WASHINGTON — An Oval Office meeting Tuesday morning yielded no deal on a final budget resolution, raising the specter of a government shutdown at week’s end.
President Obama had called Tuesday’s meeting in an effort to finalize a deal that Democrats have said was within reach but Republicans had yet to coalesce around.
Participants included Vice President Joe Biden; House Speaker John Boehner, R-Ohio; Senate Majority Leader Harry Reid, D-Nev.; and the chairmen of the House and Senate Appropriations Committees, Rep. Hal Rogers, R-Ky., and Sen. Daniel Inouye, D-Hawaii.
In a statement released after leaving the White House, Boehner’s office said there was a “”good discussion”” but that Republicans would not accept a deal “”that fails to make real spending cuts.””
The most recent stopgap spending plan expires Friday night, and failure to pass a new bill by then would result in the first government shutdown since President Bill Clinton battled with congressional Republicans in the mid-1990s. House rules require any proposed legislation to be posted online 72 hours before a vote, which means a deal must come by day’s end.
House Republicans say their preference is to move legislation funding the government for the remainder of the 2011 fiscal year, but they have offered yet another short-term extension — this time just one week — to avoid a shutdown.
That plan would accelerate the rate of cuts for domestic programs that lawmakers have agreed to in past extensions — from $2 billion per week to $12 billion. Democrats are unlikely to support such a measure, however, and the White House was noncommittal Tuesday morning.

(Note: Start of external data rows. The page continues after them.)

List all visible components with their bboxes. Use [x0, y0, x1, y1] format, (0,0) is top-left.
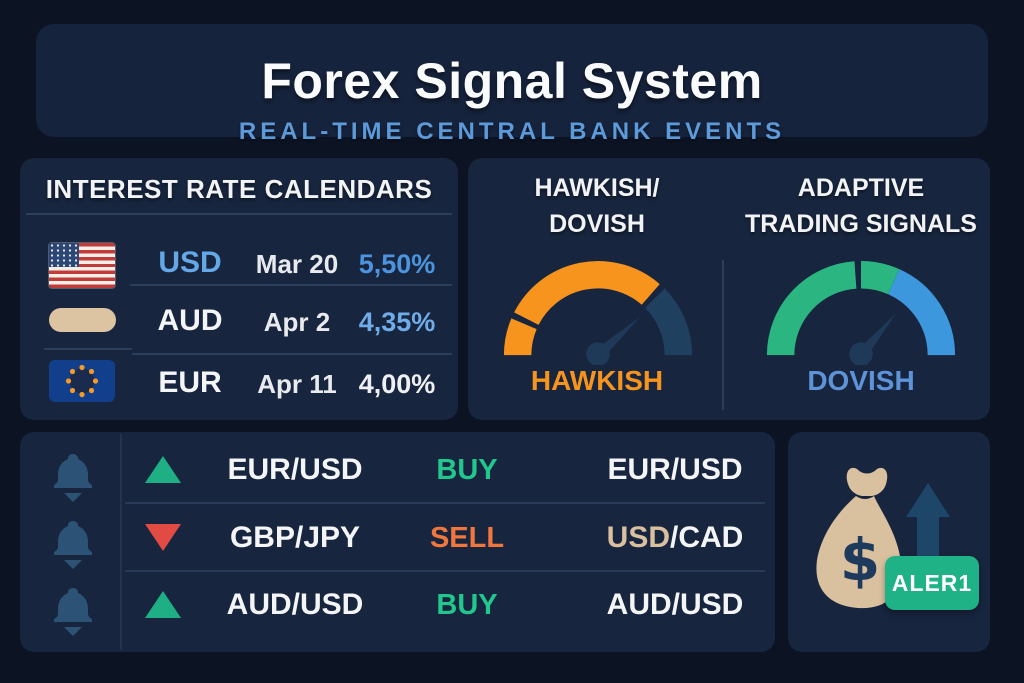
pair-secondary-label: EUR/USD — [607, 453, 743, 486]
interest-rate: 4,35% — [358, 307, 436, 337]
interest-rate: 4,00% — [358, 369, 436, 399]
down-triangle-icon — [145, 524, 181, 551]
gauges-panel: HAWKISH/ DOVISH HAWKISH ADAPTIVE TRADING… — [468, 158, 990, 420]
bell-icon[interactable] — [50, 586, 96, 638]
gauge-title-line2: TRADING SIGNALS — [745, 210, 977, 238]
action-label: BUY — [436, 589, 498, 621]
pair-secondary-label: AUD/USD — [606, 588, 744, 621]
up-triangle-icon — [145, 591, 181, 618]
divider — [26, 213, 452, 215]
gauge-title-line1: HAWKISH/ — [534, 174, 660, 202]
sentiment-gauge-icon — [766, 260, 956, 365]
event-date: Apr 11 — [257, 369, 337, 399]
action-label: BUY — [436, 454, 498, 486]
header-panel: Forex Signal System REAL-TIME CENTRAL BA… — [36, 24, 988, 145]
eu-flag-icon — [49, 360, 115, 402]
calendar-panel: INTEREST RATE CALENDARS USD Mar 20 5,50%… — [20, 158, 458, 420]
pair-label: GBP/JPY — [229, 521, 361, 554]
gauge-title-line2: DOVISH — [549, 210, 645, 238]
us-flag-canton — [49, 243, 79, 267]
bell-icon[interactable] — [50, 452, 96, 504]
currency-code: USD — [158, 246, 222, 279]
signals-panel: EUR/USD BUY EUR/USD GBP/JPY SELL USD/CAD… — [20, 432, 775, 652]
up-triangle-icon — [145, 456, 181, 483]
currency-code: EUR — [158, 366, 222, 399]
divider — [125, 570, 765, 572]
divider — [120, 434, 122, 650]
pair-secondary-rest: /CAD — [670, 521, 744, 554]
page-title: Forex Signal System — [261, 53, 763, 109]
sentiment-gauge-icon — [503, 260, 693, 365]
up-arrow-icon — [906, 483, 950, 558]
divider — [132, 353, 452, 355]
aud-flag-icon — [49, 308, 116, 332]
svg-text:$: $ — [840, 526, 880, 594]
pair-secondary-prefix: USD — [606, 521, 670, 554]
money-bag-icon: $ — [816, 467, 902, 609]
pair-label: AUD/USD — [226, 588, 364, 621]
gauge-title-line1: ADAPTIVE — [797, 174, 925, 202]
pair-label: EUR/USD — [227, 453, 363, 486]
divider — [125, 502, 765, 504]
alert-badge[interactable]: ALER1 — [885, 556, 979, 610]
alert-graphic: $ — [816, 467, 950, 609]
calendar-title: INTEREST RATE CALENDARS — [45, 174, 433, 204]
interest-rate: 5,50% — [358, 249, 436, 279]
gauge-value-label: HAWKISH — [530, 365, 664, 396]
currency-code: AUD — [157, 304, 223, 337]
page-subtitle: REAL-TIME CENTRAL BANK EVENTS — [238, 118, 786, 145]
gauge-value-label: DOVISH — [807, 365, 915, 396]
divider — [722, 260, 724, 410]
action-label: SELL — [429, 522, 505, 554]
event-date: Apr 2 — [263, 307, 331, 337]
event-date: Mar 20 — [255, 249, 339, 279]
pair-secondary-label: USD/CAD — [590, 521, 760, 555]
alert-card: $ ALER1 — [788, 432, 990, 652]
divider — [130, 284, 452, 286]
bell-icon[interactable] — [50, 519, 96, 571]
us-flag-icon — [49, 243, 115, 288]
divider — [44, 348, 132, 350]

“”We believe that we can reach an agreement on funding for the full year if people sit around a table in a good-faith effort to approach this in a reasonable way,”” press secretary Jay Carney told reporters before the meeting. “”Our position remains that it is not good for the economy”” to pass temporary measures, he added.
Democrats say there is agreement on the level of cuts a final deal would include — $33 billion — and that the sticking point was how to achieve that amount, from cuts to either discretionary or mandatory programs. Boehner disagreed.
“”Thirty-three billion in cuts is not enough, particularly when it is achieved in large part through budget gimmicks,”” his office said in the statement.